Indian Malayalam-language fantasy comedy film

Lovely is a 2025 Indian Malayalam-language fantasy comedy film written and directed by Dileesh Nair. The film stars Mathew Thomas, Sivaangi Krishnakumar, and Manoj K. Jayan.

This film was released on 16 May 2025 and opened with a mixed-to-negative reviews critics with praise towards the 3D making and direction but criticism for the weak script. The film was a box-office bomb.

==Plot==
A young man develops an unexpected friendship with a talking housefly.
Boney - a young happy man who takes up his late father’s government job until a turn of events take place in his life.

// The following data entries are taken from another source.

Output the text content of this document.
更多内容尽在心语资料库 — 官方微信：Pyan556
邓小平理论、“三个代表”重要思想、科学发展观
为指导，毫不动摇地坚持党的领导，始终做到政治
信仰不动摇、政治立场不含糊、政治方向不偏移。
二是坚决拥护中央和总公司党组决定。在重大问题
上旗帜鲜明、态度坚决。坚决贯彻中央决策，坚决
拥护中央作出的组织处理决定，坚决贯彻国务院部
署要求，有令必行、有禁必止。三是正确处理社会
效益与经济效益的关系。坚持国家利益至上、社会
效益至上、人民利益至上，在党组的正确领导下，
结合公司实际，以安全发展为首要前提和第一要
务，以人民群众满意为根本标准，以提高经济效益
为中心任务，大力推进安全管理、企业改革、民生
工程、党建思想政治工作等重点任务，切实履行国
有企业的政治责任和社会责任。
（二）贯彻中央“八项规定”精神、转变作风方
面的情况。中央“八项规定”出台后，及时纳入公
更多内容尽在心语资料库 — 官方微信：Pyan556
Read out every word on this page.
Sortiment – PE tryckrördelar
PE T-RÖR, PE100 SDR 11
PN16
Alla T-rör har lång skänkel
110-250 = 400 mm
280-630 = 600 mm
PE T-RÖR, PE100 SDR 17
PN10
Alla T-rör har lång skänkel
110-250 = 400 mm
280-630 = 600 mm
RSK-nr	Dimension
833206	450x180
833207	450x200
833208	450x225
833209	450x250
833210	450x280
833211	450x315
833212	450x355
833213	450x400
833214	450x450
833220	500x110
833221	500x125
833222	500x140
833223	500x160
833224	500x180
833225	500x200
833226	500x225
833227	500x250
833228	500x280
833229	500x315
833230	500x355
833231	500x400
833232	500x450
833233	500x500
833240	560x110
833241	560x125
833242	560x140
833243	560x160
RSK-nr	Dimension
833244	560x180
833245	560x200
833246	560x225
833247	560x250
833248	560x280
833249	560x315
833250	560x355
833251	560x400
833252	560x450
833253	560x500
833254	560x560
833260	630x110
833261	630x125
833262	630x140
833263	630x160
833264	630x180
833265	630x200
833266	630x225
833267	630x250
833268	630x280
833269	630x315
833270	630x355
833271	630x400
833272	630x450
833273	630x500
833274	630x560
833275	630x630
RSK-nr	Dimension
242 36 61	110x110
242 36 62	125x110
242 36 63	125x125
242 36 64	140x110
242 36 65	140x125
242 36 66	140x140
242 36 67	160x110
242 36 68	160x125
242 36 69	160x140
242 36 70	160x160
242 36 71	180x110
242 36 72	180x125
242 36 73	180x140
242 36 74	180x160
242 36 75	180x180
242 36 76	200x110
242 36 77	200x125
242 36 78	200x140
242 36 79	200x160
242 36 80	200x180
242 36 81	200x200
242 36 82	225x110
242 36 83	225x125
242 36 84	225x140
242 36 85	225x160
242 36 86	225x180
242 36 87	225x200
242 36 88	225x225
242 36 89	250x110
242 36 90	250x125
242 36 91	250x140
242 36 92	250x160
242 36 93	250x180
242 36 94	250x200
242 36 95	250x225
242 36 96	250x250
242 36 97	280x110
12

He ends up in remand in the sub-jail for 14 days after a false allegation against him, where he meets his new best friend- ‘eecha’ (housefly in Malayalam). He names it Lovely. He makes a little home for Lovely in his cell in the sub-jail.

He is soon taken out in bail, but he finds himself missing the housefly from sub-jail. He tries different things to go back to the sub-jail, including accepting the false allegation made against him in court. But to his dismay, he fails to go back to the sub-jail.

On the other hand, Lovely who had never been out of the sub-jail before, finds herself missing Boney too. The story ends with Boney and Lovely re-uniting. Boney is seen on the hill with Lovely, talking about his new superpower- ‘to be able to predict everyone’s next move’

==Cast==
- Mathew Thomas as Boney
- Unnimaya Prasad (motion capture) & Sivaangi Krishnakumar (voice) as Housefly
- Manoj K. Jayan as Magistrate
- Aswathy Manoharan as Grace
- Radhika
- Prasanth Murali as Shinemon
- Baburaj as Simon
- Joemon Jyothir
- Arun Pradeep as Godmon Biju
- Sreejith Ravi as Bombay Shibu
- Jayashankar
- Ashlin
- Arun Ajikumar
- Ganga Meera as Boney's Mother

==Music==
The music was composed by Vishnu Vijay and Bijibal with lyrics by Suhail Koya.

Track listing
| No. | Title | Music | Singer(s) | Length |
|---|---|---|---|---|
| 1. | "Bubble Poomottukal" | Vishnu Vijay | Kapil Kapilan, Vishnu Vijay | 3:22 |
| 2. | "Craziness" | Vishnu Vijay | K. S. Harisankar, Vishnu Vijay | 3:05 |
| 3. | "Lovely's Dream" | Vishnu Vijay | Shakthisree Gopalan | 2:56 |
| 4. | "Intha Idayathile" | Bijibal | G. Sreeram, Soumya Ramakrishnan | 0:59 |
| Total length: |  |  |  | 10:22 |

==Reception==
Gopika I. S. of The Times of India rated the film 2.5/5 stars and wrote, "The screenplay is very shaky and half-baked at best. The dialogues are also all over the place, never quite achieving a natural tone. [...] Lovely might be worth a one-time watch, given that it's experimental at its core, and Aashiq Abu's cinematography makes it aesthetically pleasing." Anandu Suresh of The Indian Express gave it 1.5/5 stars and wrote, "Lovely is, simply put, one of those films where nearly every member of the technical crew has done an excellent job, but their efforts are ultimately wasted due to subpar writing." Vivek Santhosh of Cinema Express gave it 1.5/5 stars and wrote, "A charming premise sinks under the weight of confused storytelling, abrupt emotional shifts, and a script that mistakes randomness for depth".